Children Never Go Through Phases, Right?



Mental health is a fascinating field: on the one hand you have people tirelessly examining the myriad of factors that cause people to develop any number of disorders from seasonal depression to full on catatonic schizophrenia, and on the other hand you have “psychologists” who believe slapping a label on a patient as early and as often as possible is the best way to help them. Take the case of Coy Mathis who was diagnosed as transgendered at the ripe age of four. According to her parents Coy had begun gravitating towards girl’s clothes and pink at 18 months, and at age four had asked them, “When are we going to go to the doctor to get me fixed so I can be a girl?” The natural reaction to all of this was of course to go to a psychologist so that Coy could be diagnosed as transgendered immediately, because slapping a label on someone at an early age is the best way to ensure they have every opportunity to live a normal life.

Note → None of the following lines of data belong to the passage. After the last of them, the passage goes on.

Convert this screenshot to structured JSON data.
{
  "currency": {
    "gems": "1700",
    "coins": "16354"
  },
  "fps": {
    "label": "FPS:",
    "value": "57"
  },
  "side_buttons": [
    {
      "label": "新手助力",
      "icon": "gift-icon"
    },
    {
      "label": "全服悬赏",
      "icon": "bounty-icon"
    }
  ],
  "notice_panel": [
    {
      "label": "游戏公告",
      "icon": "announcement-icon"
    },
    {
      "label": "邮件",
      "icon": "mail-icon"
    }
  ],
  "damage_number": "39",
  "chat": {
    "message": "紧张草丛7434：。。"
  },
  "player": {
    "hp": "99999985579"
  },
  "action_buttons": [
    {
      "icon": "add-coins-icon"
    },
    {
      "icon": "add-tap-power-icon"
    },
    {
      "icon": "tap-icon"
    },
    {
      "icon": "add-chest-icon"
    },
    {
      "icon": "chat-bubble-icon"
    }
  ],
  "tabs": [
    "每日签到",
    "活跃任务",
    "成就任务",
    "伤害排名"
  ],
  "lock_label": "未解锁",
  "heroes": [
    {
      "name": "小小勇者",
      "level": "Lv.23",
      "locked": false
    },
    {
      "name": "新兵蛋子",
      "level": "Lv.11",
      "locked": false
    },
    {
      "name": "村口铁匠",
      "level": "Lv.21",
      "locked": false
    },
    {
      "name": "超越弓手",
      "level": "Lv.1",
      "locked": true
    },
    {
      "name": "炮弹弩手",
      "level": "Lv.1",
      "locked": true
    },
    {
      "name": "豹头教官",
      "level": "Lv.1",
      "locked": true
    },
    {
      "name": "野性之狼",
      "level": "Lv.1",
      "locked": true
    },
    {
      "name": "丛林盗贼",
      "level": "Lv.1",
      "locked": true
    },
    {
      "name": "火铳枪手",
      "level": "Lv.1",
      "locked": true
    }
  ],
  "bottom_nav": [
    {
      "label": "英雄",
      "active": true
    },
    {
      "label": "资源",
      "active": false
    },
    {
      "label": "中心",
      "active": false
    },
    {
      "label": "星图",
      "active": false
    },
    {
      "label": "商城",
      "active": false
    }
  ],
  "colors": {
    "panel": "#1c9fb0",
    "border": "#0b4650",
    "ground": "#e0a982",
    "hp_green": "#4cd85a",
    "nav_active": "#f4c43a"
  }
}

Transgendered people do exist, they aren’t some mythological creature conjured up to scare bible thumpers into believing the end is nigh. While transgendered people certainly face many struggles in society, and many of them certainly identified at transgendered at a young age, I doubt many of them would have wanted to be labeled as such at a young age. As people adamantly claim that each person has the freedom to choose who they are, it seems incredible hypocritical that we would then turn around and brand someone with a lifelong diagnosis at age four. It’s possible Coy would have continued to identify as female for the rest of his life, but it’s also possible that Coy was going through a phase - as children tend to do - that he would have eventually outgrown if given the opportunity. There isn’t anything wrong with being transgendered, just like there isn’t anything wrong with being homosexual, but there is something wrong with allowing a child to be identified as such at such a young age. Children are stupid: they eat glue and cut their own hair, and hence they shouldn’t be allowed to make life altering decisions. If the parents really cared about their child’s future they would have supported his decisions while not allowing him to be diagnosed until he was old enough to understand the full implications of the situation. This isn’t to suggest that being transgendered is a choice, but rather that a person should probably be able to reach the cookie jar before we take his declaration that he should have been born with a vagina too seriously. The human brain doesn’t finish development until age twenty-four, so declaring a behavior as permanent at four years might be jumping the gun just a bit. In attempting to prevent their child from being forced to be someone he isn’t, the Mathis’ have potentially forced him to be someone he wasn’t going to be.